Editing is not becoming a commodity

Posted on July 30, 2008
Filed Under All, Weblogging, Context |

Last April, Linda sent me a link to Sara Perez’ post “Content is becoming a Commodity” on ReadWriteWeb which focuses on the problem that modern bloggers have hanging on to their words and other content. I’ve finally finished an 800-word piece in response (though some kinks and bugs may need a revisiting.) Content has always been a commodity, editing, however, is a different story…

Comments

4 Responses to “Editing is not becoming a commodity”

  1. Paul D. Waite on July 30th, 2008 12:56 pm

    Nice one. Bang on, I’d say.

  2. Anonymous on July 30th, 2008 1:06 pm

    Personal experience still defies convention. Thousands of blogs copying virtually no content. If you want original content, you have to pay for it, making the content creator seem like the value & the editor seem like the commodity. It probably depends on the content.
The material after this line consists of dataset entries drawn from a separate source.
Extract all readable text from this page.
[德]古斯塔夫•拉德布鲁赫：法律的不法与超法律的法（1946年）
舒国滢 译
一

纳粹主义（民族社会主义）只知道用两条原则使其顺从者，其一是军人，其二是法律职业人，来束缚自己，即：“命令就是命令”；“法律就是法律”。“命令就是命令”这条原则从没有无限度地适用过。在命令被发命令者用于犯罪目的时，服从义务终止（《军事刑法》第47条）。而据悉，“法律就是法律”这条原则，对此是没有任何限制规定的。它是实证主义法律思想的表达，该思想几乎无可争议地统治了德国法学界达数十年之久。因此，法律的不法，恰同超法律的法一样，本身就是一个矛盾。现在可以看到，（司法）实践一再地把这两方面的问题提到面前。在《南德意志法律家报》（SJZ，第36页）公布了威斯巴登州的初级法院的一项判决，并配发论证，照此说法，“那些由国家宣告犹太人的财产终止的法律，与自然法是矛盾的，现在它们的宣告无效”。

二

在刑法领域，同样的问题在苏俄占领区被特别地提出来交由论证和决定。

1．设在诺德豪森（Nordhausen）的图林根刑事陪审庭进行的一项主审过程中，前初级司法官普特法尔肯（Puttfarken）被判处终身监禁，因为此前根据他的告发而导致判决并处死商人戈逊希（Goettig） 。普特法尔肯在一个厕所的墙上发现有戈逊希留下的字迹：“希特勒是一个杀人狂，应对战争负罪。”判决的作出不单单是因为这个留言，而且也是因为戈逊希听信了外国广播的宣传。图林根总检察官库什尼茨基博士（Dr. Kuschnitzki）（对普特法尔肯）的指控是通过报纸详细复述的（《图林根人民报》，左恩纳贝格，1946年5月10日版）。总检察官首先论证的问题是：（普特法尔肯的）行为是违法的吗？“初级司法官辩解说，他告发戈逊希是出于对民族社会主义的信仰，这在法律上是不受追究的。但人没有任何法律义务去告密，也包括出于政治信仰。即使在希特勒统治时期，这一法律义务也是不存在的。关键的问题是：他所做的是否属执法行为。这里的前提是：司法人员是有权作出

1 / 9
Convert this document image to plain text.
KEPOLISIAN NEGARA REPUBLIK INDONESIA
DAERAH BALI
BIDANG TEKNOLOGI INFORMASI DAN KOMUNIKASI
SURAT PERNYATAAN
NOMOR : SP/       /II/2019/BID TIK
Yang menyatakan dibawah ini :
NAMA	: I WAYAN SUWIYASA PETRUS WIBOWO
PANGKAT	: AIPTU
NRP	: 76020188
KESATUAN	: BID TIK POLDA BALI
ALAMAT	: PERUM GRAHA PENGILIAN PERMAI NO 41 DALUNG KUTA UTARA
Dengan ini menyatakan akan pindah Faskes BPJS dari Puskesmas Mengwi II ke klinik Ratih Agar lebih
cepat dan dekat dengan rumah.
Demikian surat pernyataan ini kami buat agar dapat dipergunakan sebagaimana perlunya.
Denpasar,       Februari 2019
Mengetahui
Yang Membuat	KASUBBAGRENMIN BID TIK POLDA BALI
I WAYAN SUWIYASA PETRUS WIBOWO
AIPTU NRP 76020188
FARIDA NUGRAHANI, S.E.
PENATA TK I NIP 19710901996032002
Don’t look for Van Cliburn rips if everyone’s listening to Stevie Wonder.

    Now more than ever, you have to stick with the group to get the content. In the past, we did our own thing because all content was the same price. Nowadays we think more like a group because that content is free.

  3. cg on July 30th, 2008 4:47 pm

    Paul - thanks, kind words…

    Anonymous - I think there’s a kernel of a thought there… please feel free to expand and explain that a bit more…

  4. Mary Bartlett on August 11th, 2008 8:48 am

    chris: just catching up on your good writing. Kepp it coming!